I love your "why not" mentality. I am of the same school of thought. :)
"First I want to vacation in his head – and then I want to vacation in one of those women’s heads."
I fear you might not like what you see. Pro Tip: Bring a bar of Lava soap to wipe your mind once done "vacationing"... ;-)
Hey, now our Halloween's are set. You: Tom Petty and all of us: Johhny Cash. Maybe Joakin Phoenix can show up and pull a switcheroo: June Carter! I may go rogue and be Roseanne Cash.
You be Tom Petty and I'll be Paolo Nutini
Please don't visit his head.
You might come back permanently scarred with AC/DC tattooed on your forehead :D
Bahaha....ahhh the jukebox hog. Gotta love the conviction of them. Except for the one I encountered one grey winter afternoon in September 2001. She insisted on playing Whitney Houston's take on 'I will always love you' not once, not twice, not even thrice.
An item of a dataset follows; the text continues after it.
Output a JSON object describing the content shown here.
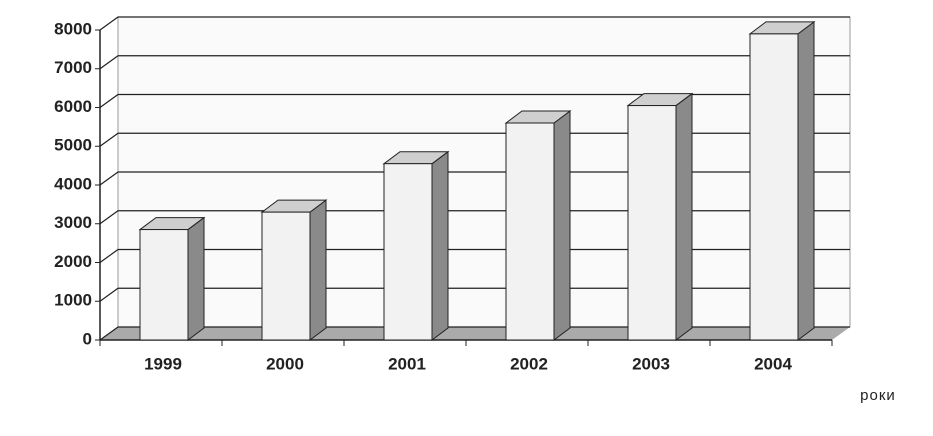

I think it got up to around five when the barman leapt over the counter, unplugged the machine and suggested in no uncertain terms she leave the premises in an orderly manner.
We shall never speak of this again.
On a brighter note my cousin is in the video for AC/DC's 'Long way to the top' and I am friends with Bon Scott's son.
BTW adore YOUR choice of music.
I hereby follow you madam :)
Hi, this is Munir over here at Focus. If you go on my blog and click on the word "Here" it will take you to my daughter's face book page where she is asking for a dollar donation to collect money for a walk to help prevent suicide. Thanks for your consideration in advance.
Brian Johnson from AC/DC lives in Troll County. He's working on a "light opera in the style of Gilbert and Sullivan" with the local Opera Company.
3 chords and a scream pays well but I guess he's looking for new challenges at this point in his life.